THOUSANDS of Scots could benefit from higher pension payments after Norwich Union announced the introduction of postcode annuities.
Most insurers calculate annuities – the fixed income for life given in exchange for a pension fund at retirement – on the basis of the life expectancy of their customers, as well as an individual's age, gender and pension fund size. As a result annuitants living longer – typically those from more affluent areas – are effectively subsidised by those in poorer areas with shorter life expectancy.
But under the postcode system, to be introduced in September, those living in affluent areas will be offered lower rates than those in less well-off neighbourhoods. Customers will be divided into nine categories, with the lowest income postcodes across the UK in one group – such as Glasgow's Gorbals and Tower Hamlets in London – and the most affluent in another bracket.
The insurer predicts that, while 30 per cent of annuitants will lose out because of the changes, the other 70 per cent will be in a similar or better position. With Scottish life expectancy below the UK average, many Scots retirees will fall into the latter category.

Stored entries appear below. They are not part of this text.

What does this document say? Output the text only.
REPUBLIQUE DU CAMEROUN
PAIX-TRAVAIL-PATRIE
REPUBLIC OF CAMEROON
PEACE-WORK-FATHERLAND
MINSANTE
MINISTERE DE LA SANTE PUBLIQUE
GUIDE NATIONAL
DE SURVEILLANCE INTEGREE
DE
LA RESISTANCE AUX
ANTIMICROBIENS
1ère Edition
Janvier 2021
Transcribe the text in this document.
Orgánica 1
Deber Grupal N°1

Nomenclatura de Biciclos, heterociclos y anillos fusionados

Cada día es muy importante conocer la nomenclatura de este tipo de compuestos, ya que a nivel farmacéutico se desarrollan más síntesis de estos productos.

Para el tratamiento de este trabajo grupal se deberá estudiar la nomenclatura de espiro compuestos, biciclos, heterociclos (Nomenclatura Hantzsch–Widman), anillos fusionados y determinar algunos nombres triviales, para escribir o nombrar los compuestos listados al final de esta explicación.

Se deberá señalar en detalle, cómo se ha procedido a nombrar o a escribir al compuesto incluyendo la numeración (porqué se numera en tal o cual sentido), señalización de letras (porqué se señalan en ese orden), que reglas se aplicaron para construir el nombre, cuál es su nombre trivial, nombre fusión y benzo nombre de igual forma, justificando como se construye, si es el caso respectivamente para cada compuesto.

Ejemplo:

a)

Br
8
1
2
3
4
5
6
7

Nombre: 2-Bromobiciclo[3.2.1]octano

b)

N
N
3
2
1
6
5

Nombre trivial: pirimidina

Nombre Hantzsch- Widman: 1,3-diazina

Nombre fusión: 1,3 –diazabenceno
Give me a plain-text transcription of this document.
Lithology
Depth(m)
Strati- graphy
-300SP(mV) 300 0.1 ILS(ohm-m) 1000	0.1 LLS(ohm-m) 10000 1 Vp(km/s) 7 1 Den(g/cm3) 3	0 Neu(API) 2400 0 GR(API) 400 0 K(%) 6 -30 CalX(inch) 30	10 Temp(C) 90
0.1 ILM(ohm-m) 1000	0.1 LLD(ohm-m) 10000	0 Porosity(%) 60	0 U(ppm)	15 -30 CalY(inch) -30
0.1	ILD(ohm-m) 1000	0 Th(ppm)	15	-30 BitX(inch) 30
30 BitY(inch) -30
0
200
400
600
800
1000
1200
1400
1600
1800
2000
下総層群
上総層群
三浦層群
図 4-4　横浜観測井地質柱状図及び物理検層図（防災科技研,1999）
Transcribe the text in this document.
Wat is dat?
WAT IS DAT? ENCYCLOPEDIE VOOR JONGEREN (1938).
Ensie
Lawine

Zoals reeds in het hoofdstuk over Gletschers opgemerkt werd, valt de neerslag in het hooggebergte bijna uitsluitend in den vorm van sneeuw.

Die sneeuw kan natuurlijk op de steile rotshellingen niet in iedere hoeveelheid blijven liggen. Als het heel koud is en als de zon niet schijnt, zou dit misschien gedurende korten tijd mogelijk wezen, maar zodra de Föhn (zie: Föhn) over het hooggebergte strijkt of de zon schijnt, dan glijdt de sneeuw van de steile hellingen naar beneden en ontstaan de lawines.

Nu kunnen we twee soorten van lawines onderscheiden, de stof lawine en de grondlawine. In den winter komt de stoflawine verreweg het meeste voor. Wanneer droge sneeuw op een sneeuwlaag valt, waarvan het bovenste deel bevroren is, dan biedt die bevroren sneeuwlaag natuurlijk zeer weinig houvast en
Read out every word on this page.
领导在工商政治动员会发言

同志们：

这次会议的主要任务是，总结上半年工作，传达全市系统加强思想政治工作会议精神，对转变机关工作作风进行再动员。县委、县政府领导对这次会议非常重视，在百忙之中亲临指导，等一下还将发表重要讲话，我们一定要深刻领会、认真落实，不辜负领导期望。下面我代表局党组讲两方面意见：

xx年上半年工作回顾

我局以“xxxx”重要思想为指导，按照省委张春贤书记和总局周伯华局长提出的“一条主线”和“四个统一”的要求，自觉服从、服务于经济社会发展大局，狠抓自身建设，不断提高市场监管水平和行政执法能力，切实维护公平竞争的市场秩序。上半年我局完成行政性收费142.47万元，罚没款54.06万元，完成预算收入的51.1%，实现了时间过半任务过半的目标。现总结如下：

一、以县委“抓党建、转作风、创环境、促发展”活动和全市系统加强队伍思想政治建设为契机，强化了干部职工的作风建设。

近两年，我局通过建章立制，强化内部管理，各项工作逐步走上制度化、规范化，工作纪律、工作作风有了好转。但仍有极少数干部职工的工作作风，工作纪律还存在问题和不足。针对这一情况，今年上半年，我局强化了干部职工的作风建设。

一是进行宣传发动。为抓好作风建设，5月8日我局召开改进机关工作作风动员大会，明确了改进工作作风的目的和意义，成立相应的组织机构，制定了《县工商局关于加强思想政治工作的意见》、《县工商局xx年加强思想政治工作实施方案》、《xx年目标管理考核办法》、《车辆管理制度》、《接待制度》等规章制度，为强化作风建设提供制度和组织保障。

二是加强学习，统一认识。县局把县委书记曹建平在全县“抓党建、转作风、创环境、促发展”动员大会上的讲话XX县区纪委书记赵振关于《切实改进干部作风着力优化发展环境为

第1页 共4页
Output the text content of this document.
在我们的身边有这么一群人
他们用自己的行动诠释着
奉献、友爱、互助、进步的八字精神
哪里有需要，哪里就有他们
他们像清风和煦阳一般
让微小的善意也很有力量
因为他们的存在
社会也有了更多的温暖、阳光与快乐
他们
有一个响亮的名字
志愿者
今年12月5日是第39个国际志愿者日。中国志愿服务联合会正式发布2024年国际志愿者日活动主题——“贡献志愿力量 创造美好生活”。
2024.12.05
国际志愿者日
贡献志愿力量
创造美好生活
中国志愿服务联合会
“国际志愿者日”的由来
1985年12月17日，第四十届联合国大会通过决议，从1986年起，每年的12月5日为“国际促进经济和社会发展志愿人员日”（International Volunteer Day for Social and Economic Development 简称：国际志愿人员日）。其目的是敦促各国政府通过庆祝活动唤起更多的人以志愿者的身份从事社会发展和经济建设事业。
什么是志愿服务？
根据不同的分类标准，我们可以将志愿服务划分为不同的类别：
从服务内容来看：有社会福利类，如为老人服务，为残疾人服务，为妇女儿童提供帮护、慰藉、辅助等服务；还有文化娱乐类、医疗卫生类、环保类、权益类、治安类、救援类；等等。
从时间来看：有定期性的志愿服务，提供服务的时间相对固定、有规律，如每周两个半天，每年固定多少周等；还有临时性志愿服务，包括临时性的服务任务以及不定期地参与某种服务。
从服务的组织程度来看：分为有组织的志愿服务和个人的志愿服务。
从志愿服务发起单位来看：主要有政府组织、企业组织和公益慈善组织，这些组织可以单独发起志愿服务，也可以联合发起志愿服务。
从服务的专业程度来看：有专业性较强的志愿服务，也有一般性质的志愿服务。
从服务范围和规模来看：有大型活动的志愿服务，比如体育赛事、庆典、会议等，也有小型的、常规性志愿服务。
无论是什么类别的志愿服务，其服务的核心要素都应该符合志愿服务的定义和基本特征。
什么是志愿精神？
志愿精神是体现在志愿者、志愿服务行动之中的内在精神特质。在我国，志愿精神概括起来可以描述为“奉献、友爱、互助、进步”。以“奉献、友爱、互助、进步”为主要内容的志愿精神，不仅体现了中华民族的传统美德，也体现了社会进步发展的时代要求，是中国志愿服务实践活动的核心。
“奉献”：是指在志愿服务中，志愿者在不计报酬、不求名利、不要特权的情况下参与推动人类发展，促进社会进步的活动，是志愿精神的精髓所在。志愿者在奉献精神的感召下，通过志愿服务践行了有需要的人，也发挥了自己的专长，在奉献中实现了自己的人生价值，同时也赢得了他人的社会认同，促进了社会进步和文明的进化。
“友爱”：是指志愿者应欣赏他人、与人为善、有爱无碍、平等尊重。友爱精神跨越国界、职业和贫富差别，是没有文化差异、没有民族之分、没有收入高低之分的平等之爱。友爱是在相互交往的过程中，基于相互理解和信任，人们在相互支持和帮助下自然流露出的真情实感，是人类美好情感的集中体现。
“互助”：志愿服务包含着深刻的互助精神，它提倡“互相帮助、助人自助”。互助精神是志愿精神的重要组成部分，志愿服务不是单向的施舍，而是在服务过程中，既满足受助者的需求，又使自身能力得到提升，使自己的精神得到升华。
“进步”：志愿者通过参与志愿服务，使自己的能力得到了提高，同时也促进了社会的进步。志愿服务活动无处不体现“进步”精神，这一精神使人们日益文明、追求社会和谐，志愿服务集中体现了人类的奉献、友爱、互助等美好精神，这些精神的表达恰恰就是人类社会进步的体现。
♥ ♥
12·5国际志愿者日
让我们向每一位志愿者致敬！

"This is good news for Scots because they are penalised by the assumption that they were experiencing English mortality rates, so they had less of a pension," said Gerry Devenney, principal at Punter Southall in Edinburgh. "If the postcodes bear close relation to geographical areas Scots generally will be able to get bigger pensions, especially those in the Glasgow area."
Another major insurer, Legal & General, adopted a similar approach to pricing annuities last year while postcode data have long been used for car and home insurance.
Nigel Callaghan, pensions analyst at Hargreaves Lansdown, predicts that more annuity providers will go down the same road, leading to a greater difference in rates based on an individual's health and wealth. With people offered a rate depending on their life expectancy, rather than on the life expectancy of a large pool of annuitants, standard annuity rates for healthy lives are likely to fall, he added.